Tim Mathern, a Democratic state senator from Fargo, said many in the state seem frustrated with the federal government and convinced the Democrats are spending irresponsibly. "I think it's there, fairly or not, this perception that something is wrong and nothing is being done," he said.
What Mathern called the "new millionaires" are among the angry, he said.
Last month the Democratic Congressional Campaign canceled $1.2 million in planned TV advertising for Pomeroy, signaling his grim prospects. Pomeroy said he isn't afraid of a tough challenge. "This isn't my first time at the rodeo," he said in an interview.
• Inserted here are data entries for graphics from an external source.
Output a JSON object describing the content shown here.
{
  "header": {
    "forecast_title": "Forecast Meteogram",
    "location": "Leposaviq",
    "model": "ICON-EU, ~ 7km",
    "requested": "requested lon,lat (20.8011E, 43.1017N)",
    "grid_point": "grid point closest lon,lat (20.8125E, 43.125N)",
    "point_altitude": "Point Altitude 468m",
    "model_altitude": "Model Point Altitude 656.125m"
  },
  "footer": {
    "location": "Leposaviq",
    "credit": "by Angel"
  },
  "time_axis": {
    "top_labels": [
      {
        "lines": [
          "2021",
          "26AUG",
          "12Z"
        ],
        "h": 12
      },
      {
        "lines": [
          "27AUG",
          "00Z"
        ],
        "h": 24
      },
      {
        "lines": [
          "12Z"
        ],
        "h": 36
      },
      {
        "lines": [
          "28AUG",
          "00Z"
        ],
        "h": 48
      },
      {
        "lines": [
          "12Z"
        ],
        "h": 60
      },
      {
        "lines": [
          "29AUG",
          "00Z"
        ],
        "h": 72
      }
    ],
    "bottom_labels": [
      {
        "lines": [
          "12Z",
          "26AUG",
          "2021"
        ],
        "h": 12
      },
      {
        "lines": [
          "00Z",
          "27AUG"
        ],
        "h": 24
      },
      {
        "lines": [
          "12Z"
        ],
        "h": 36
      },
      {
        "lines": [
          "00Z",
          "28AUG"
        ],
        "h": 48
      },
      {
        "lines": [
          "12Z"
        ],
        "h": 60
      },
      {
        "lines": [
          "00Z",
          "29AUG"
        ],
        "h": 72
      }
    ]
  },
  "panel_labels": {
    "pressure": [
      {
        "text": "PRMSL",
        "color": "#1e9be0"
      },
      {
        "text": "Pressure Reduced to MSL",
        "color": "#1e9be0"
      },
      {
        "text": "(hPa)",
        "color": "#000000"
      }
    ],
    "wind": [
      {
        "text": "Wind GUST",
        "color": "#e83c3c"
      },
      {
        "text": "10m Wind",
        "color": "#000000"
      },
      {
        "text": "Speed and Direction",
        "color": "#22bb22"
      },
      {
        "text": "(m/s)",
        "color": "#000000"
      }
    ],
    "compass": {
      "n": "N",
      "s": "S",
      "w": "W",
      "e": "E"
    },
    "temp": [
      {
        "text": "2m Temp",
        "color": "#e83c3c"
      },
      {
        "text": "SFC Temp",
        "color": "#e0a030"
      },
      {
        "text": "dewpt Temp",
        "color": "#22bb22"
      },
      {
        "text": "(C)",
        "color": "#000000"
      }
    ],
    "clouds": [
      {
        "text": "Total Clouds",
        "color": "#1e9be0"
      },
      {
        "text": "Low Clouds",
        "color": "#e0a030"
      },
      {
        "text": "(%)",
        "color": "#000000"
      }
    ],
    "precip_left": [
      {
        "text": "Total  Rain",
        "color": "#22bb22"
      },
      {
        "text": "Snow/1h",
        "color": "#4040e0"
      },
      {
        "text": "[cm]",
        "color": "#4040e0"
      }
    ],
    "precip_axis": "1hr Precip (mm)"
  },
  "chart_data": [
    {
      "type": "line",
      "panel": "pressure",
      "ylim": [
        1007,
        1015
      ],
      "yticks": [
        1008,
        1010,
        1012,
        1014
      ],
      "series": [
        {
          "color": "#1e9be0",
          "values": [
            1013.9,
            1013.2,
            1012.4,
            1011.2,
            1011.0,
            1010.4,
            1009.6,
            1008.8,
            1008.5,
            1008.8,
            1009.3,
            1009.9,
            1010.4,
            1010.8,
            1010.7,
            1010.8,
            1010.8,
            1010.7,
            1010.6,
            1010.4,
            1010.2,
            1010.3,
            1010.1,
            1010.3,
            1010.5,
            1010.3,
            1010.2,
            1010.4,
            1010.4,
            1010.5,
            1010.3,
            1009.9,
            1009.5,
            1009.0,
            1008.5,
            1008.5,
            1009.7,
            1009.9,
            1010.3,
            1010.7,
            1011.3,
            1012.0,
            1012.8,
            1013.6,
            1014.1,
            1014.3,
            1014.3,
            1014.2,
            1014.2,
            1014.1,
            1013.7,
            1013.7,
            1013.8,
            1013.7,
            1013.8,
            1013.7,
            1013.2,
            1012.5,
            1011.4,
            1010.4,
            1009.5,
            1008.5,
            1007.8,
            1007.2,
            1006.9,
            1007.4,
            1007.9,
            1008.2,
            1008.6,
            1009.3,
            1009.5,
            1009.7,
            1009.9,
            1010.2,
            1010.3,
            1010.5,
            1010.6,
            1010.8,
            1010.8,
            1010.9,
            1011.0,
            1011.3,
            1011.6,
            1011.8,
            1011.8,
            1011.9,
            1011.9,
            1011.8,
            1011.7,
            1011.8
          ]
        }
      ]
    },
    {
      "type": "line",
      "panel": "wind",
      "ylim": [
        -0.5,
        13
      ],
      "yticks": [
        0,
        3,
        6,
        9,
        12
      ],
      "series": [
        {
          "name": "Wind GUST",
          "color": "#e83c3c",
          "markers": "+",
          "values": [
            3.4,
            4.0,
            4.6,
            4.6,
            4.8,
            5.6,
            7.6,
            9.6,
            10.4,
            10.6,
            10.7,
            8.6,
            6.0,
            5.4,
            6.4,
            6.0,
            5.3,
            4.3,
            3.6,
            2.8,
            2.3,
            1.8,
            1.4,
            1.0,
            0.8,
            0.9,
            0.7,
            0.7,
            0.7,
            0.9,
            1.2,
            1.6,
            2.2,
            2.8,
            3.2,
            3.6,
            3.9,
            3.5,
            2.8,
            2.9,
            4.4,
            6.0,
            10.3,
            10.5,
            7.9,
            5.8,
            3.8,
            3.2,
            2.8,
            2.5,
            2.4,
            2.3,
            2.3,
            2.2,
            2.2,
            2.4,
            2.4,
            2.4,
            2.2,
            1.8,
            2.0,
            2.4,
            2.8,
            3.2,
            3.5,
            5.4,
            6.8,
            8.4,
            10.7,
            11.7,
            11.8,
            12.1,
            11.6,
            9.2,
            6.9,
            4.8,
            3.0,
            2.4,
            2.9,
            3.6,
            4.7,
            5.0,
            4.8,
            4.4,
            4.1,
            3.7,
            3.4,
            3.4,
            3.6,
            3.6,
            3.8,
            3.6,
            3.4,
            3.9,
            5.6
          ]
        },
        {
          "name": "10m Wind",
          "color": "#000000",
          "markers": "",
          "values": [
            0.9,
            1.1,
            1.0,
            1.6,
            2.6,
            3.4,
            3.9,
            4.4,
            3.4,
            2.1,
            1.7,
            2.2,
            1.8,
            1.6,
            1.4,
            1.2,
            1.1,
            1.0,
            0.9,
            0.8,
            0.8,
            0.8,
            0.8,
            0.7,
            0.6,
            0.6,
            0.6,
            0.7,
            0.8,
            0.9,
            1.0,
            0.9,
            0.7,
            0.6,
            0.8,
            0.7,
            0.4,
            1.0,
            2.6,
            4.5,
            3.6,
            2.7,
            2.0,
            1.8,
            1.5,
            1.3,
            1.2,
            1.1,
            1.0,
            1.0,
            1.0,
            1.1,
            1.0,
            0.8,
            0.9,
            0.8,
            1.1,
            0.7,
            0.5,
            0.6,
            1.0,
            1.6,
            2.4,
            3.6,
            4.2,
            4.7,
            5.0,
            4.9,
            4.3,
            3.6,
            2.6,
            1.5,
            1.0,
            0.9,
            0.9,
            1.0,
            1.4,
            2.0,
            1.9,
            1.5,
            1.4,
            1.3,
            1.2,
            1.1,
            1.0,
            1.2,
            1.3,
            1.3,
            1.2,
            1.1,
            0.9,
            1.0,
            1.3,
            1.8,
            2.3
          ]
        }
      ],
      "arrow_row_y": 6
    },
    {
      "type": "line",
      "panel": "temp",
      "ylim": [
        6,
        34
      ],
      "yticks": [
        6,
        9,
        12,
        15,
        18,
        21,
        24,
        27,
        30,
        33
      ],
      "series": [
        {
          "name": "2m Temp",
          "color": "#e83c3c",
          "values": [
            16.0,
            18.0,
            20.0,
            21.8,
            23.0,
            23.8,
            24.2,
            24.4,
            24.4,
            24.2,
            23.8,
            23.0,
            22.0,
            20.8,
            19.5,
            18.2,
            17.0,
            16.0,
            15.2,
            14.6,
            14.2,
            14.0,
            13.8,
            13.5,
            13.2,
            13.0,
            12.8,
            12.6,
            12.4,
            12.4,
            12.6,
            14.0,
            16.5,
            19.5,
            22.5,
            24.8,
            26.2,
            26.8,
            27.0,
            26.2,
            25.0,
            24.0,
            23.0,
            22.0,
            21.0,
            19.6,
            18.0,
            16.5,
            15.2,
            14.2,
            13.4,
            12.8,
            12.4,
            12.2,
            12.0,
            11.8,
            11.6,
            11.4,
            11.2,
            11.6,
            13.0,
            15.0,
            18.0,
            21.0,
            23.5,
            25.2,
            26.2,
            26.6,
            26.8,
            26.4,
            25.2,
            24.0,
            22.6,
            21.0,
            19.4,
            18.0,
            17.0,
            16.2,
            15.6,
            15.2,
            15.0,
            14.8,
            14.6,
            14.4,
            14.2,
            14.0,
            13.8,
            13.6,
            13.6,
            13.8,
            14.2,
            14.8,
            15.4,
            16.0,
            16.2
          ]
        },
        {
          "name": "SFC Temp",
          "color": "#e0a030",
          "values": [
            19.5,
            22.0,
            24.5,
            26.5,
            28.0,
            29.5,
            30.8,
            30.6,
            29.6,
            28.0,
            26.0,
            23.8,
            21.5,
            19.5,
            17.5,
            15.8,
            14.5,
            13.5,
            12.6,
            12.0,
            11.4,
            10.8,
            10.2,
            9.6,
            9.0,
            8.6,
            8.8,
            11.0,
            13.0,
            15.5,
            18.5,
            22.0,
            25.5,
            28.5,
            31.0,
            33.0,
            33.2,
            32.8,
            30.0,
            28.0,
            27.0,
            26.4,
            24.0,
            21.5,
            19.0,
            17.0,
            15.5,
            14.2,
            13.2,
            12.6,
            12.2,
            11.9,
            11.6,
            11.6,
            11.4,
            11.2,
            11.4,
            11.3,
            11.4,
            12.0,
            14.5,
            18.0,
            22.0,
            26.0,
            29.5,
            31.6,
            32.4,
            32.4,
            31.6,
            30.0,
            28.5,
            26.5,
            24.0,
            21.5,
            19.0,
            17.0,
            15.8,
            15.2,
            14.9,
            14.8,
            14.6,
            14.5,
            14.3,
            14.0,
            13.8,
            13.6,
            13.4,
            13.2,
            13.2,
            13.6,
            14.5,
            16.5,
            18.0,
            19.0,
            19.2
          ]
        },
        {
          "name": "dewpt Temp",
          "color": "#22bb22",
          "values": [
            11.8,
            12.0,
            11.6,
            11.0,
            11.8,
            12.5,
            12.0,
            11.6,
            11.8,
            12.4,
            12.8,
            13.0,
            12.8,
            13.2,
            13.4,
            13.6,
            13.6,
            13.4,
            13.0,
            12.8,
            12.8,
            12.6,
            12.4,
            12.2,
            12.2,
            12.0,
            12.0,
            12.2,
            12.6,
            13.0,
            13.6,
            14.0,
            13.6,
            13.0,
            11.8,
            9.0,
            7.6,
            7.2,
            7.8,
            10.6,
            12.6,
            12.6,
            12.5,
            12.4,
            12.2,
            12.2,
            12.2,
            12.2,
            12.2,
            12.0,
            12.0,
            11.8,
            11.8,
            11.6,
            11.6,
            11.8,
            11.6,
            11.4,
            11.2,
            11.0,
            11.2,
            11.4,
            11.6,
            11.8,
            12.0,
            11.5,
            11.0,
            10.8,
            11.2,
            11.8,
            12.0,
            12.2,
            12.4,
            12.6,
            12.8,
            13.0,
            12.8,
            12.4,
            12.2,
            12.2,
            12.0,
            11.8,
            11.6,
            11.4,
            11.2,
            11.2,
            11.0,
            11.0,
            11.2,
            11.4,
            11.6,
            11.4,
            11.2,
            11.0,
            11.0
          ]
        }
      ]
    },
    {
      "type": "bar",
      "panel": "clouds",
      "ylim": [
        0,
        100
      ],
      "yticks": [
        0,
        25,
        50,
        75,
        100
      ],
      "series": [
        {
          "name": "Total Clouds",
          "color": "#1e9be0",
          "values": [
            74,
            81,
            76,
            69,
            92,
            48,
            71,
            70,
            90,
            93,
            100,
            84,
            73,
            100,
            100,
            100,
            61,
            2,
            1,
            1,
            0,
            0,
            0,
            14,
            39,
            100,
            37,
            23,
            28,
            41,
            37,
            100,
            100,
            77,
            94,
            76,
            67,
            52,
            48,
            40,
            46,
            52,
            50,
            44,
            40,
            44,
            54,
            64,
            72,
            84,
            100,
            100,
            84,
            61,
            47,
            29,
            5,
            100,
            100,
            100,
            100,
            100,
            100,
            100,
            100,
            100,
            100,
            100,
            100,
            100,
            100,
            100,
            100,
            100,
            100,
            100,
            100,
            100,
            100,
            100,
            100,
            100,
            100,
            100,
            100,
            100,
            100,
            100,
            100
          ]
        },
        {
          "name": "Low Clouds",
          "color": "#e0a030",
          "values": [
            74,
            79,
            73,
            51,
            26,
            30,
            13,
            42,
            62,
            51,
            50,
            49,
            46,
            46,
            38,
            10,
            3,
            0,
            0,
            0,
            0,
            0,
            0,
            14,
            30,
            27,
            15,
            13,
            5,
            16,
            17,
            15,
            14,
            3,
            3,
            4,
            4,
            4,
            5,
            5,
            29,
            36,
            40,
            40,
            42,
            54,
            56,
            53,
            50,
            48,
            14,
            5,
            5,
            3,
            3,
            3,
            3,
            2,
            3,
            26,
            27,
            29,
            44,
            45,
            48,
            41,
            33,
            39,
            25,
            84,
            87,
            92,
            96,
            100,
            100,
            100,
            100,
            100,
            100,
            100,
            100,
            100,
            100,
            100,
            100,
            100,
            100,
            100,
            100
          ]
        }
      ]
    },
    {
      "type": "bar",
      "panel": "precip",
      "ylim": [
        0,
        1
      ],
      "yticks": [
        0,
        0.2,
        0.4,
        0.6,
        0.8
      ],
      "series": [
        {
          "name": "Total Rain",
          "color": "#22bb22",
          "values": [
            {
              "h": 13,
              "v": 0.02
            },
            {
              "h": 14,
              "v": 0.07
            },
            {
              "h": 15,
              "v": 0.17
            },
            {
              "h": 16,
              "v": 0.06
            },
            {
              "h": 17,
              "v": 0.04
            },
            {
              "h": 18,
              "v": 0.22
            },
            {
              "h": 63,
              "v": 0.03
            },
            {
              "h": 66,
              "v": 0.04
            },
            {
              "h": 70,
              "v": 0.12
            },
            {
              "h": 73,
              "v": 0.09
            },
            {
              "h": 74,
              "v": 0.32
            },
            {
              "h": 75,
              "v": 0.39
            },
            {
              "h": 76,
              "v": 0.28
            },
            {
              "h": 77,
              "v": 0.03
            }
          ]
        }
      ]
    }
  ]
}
But he said he should get more credit for federal legislation that has helped North Dakota's economy.
In recent years, oil companies have been extracting oil from the Bakken shale deposit, the largest such formation ever surveyed in the United States by the U.S. Geological Survey. The number of millionaires in North Dakota rose by more than 40 percent in one year alone, to 388 in 2006.
But after being re-elected with 66 percent of the vote in 2006, Pomeroy's job is hanging by a thread.
"I voted for Earl Pomeroy and I voted for Obama too, and I don't much like the way that's come out," said Janis LeClair, a 54-year-old former hospital technician from Fargo who retired early from the mineral rights income on her inherited farm atop the Bakken formation. "I have oil money now, and I have investments, and it's really frightening to me what the Democrats might do," LeClair said.
Walter and Donna Grotte acknowledge that the federal government has helped make life in this out-of-the-way state possible. Walter Grotte's Norwegian grandfather staked a claim here through the Homestead Act. At Grotte's silo and grain bin moving business these days, there's more demand than the couple can meet. They've eased back a bit to enjoy their brand-new RV camper.
But Grotte is angry about the federal debt. "You hear about change, change, change," Grotte said. "I'm not for change. I like the country the way it was the last 200 years."